The United States could not contain an invigorated Sungevity, as the company entered into an agreement with Electrabel, the Belgian unit of French utility Engie, to install and expand rooftop solar across Belgium.
New Year’s Eve 2016
The trouble begins. Easterly sent a letter to the Securities and Exchange Commission officially terminating its acquisition agreement with Sungevity. As of the announcement, all that had remained before the acquisition would be finalized were regulatory approval and a vote by Easterly shareholders. The vote was scheduled for Sept. 30, delayed until Nov. 23 and never happened.
This was a massive blow to Sungevity, as the deal was seen as critical in order for the company to remain viable among its publicly-traded competition.
Everything hit the fan. Just days after the Kansas City Star reported 400 layoffs by Sungevity in California and Missouri, the company filed for chapter 11 bankruptcy.
A savior was found and Sungevity entered into an agreement with Northern Pacific Group. Norther Pacific was set to acquire all of the company’s assets.
When this news broke Birch attempted to keep morale high, saying “The actions we have announced today will allow Sungevity to emerge as a stronger and more competitive company… Sungevity intends to be at the forefront of the industry as solar continues on its growth trajectory in the years ahead.”
The optimism did not last long at all, as a former employee filed a class-action lawsuit demanding accrued vacation pay and alleging that Sungevity failed to comply with the WARN Act. The full lawsuit alleged Sungevity did not compensate employees for accrued vacation and personal time off and failed to pay commissions, bonuses, pensions, 401(k) contributions and health plans. Additionally, the paychecks issued by the company to workers laid off on March 9 failed to clear, as did final severance checks to workers laid off in January. The checks were returned by employees’ banks as fraudulent.
Sungevity’s sale of its American assets to Northern Pacific Group for $50 million was approved by a Delaware bankruptcy court.
Two days later, the revived Sungevity changed its name to Solar Spectrum and slashed 40 more employees without notice. The move, described by an anonymous source to pv magazine, was “trimming the rest of the fat.” This left the once proud company with a total crew of around 100 employees. And before you ask, yes, these layoffs also violated the WARN Act.
The new Solar Spectrum pledged to bring Sungevity’s displaced workers back and to operate the bankrupt firm’s European properties. Solar Spectrum also gave all former Sungevity customers a chance to purchase a warranty solution.
It’s important here to point out that this was Sungevity US that was sold, and Sungevity International, headquartered in Amsterdam, was never bankrupt nor in a European equivalent of Chapter 11. Sungevity International was sold in May 2017 to Engie SA. Sungevity International operates as a fully independent company 100% owned by Engie, and has no connection with Solar Spectrum, Sungevity US, nor with Northern Pacific Group.
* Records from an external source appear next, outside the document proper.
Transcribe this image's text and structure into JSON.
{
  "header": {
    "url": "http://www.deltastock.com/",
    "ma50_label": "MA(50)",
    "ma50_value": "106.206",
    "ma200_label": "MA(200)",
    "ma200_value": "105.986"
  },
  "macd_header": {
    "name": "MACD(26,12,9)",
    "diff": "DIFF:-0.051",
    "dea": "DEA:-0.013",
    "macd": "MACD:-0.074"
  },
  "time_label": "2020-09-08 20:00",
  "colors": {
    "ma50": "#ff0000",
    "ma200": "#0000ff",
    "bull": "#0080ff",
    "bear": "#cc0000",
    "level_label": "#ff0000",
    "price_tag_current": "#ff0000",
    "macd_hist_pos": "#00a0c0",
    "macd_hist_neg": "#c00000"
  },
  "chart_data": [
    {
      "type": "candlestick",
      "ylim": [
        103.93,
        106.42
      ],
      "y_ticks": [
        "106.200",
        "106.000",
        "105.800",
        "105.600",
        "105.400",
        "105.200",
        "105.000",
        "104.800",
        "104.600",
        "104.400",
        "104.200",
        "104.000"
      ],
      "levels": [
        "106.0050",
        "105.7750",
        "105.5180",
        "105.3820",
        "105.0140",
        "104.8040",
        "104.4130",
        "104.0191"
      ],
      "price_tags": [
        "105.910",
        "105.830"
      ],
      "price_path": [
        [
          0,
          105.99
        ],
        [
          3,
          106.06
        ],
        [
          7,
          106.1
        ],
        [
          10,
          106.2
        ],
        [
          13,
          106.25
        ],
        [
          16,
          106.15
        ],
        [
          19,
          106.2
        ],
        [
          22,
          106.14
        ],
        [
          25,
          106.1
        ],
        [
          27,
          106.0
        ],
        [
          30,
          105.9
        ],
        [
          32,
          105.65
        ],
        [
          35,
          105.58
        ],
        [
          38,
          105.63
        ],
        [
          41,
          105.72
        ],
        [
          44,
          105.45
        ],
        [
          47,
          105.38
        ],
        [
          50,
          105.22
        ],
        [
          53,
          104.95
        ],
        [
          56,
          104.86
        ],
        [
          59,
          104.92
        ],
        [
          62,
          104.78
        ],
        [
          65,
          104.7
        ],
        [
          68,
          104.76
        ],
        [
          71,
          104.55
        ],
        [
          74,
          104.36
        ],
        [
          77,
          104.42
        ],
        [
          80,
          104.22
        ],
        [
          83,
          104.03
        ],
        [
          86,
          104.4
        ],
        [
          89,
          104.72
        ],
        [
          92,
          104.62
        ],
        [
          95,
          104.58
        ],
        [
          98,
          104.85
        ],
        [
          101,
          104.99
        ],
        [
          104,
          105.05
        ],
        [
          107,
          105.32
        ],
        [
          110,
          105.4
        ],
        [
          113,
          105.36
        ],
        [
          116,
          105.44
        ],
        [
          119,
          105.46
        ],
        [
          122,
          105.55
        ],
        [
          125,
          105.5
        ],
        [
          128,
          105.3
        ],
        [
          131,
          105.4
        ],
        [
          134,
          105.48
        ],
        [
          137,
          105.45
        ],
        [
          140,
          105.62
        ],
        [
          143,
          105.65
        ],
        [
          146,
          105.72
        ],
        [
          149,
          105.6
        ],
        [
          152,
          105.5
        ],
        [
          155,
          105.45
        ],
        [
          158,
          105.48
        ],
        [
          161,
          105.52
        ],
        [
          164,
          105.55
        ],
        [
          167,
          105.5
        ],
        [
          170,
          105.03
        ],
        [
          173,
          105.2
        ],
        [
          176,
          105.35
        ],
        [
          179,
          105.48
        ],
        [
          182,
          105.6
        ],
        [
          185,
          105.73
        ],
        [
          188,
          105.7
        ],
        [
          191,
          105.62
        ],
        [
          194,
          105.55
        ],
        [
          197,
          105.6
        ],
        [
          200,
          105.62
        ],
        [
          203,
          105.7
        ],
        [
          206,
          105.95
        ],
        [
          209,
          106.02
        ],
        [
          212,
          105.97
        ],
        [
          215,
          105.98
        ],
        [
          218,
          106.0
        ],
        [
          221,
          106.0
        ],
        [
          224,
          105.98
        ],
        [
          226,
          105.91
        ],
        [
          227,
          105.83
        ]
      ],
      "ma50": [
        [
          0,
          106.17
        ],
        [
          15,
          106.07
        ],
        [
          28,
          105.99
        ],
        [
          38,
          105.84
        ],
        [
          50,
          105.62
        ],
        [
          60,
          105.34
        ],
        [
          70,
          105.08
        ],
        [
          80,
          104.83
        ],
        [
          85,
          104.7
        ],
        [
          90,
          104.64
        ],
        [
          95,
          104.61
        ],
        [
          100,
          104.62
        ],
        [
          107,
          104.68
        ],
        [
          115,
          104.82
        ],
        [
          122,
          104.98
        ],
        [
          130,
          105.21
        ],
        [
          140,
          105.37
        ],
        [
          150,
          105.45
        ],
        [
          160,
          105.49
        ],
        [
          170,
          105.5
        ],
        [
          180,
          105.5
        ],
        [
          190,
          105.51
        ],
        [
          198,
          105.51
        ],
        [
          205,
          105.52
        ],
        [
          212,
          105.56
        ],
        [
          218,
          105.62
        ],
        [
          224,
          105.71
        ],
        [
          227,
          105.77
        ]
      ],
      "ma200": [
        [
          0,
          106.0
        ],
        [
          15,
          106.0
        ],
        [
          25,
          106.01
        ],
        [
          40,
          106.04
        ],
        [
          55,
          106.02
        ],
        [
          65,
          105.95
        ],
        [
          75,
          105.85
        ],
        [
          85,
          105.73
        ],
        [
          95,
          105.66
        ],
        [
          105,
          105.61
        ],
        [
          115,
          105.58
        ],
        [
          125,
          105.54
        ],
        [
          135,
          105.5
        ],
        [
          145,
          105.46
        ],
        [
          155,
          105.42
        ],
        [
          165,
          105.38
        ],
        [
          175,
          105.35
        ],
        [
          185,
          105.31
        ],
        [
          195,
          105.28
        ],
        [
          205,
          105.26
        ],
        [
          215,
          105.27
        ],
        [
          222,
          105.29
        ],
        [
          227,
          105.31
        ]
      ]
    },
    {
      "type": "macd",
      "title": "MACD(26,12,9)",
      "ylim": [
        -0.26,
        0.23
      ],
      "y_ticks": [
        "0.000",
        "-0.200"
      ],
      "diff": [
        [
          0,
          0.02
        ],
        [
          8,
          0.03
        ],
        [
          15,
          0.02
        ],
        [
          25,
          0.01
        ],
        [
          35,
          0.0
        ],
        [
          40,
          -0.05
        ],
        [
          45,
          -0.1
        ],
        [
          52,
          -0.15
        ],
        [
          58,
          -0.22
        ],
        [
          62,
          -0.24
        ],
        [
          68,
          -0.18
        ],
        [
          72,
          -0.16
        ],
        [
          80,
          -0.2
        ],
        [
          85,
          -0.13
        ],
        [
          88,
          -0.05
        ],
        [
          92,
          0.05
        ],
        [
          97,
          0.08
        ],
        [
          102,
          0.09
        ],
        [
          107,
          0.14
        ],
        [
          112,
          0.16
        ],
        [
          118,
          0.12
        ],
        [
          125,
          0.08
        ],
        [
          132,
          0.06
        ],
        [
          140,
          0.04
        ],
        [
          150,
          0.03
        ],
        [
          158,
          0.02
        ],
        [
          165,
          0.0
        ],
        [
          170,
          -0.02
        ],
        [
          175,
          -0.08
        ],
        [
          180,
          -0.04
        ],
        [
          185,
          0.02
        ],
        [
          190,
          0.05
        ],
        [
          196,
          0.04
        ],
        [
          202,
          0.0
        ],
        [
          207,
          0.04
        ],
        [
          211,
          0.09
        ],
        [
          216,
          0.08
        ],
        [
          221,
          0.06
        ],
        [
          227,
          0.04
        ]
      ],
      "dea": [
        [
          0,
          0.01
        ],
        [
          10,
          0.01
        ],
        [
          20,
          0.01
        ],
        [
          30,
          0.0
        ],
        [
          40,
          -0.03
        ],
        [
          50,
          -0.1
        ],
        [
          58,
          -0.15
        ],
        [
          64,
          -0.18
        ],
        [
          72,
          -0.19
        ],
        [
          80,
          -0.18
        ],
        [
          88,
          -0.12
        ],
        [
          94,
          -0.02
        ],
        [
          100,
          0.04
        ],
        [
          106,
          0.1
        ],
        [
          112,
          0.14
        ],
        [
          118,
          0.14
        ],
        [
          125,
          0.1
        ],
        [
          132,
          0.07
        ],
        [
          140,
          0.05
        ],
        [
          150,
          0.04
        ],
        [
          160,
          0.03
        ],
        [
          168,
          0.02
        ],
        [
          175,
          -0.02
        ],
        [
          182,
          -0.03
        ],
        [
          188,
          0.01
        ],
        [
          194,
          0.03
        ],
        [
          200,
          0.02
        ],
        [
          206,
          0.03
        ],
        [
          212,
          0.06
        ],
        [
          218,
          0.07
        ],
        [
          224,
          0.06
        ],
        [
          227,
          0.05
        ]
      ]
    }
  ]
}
Sungevity rebirth and expansion
For a period, beginning in August 2017, Sungevity began experiencing rebound success. Sungevity did, not Solar Spectrum, as in August 2017, Solar Spectrum officially merged with residential installer Horizon Solar Power. The Sungevity brand was reborn and Horizon CEO Frank Kneller came in as the CEO of the combined business with a whole new leadership team.
In September 2017, the new Sungevity acquired retail marketing services provider BrightCurrent and the solar sales division of Skyline Solar. A year later, the company was the 7th largest residential solar provider in the nation with a 1% market share and had acquired two battery and energy management companies, Hawaii Energy Connection and E-Gear. The company also appointed David White as CEO.
Since 2018, Sungevity was relatively quiet in its operations until this most recent round of layoffs. Now, the future of the reborn brand and its customers are in jeopardy.
Edit 4/2/20: This article was edited to clarify the difference between Sungevity US and Sungevity International.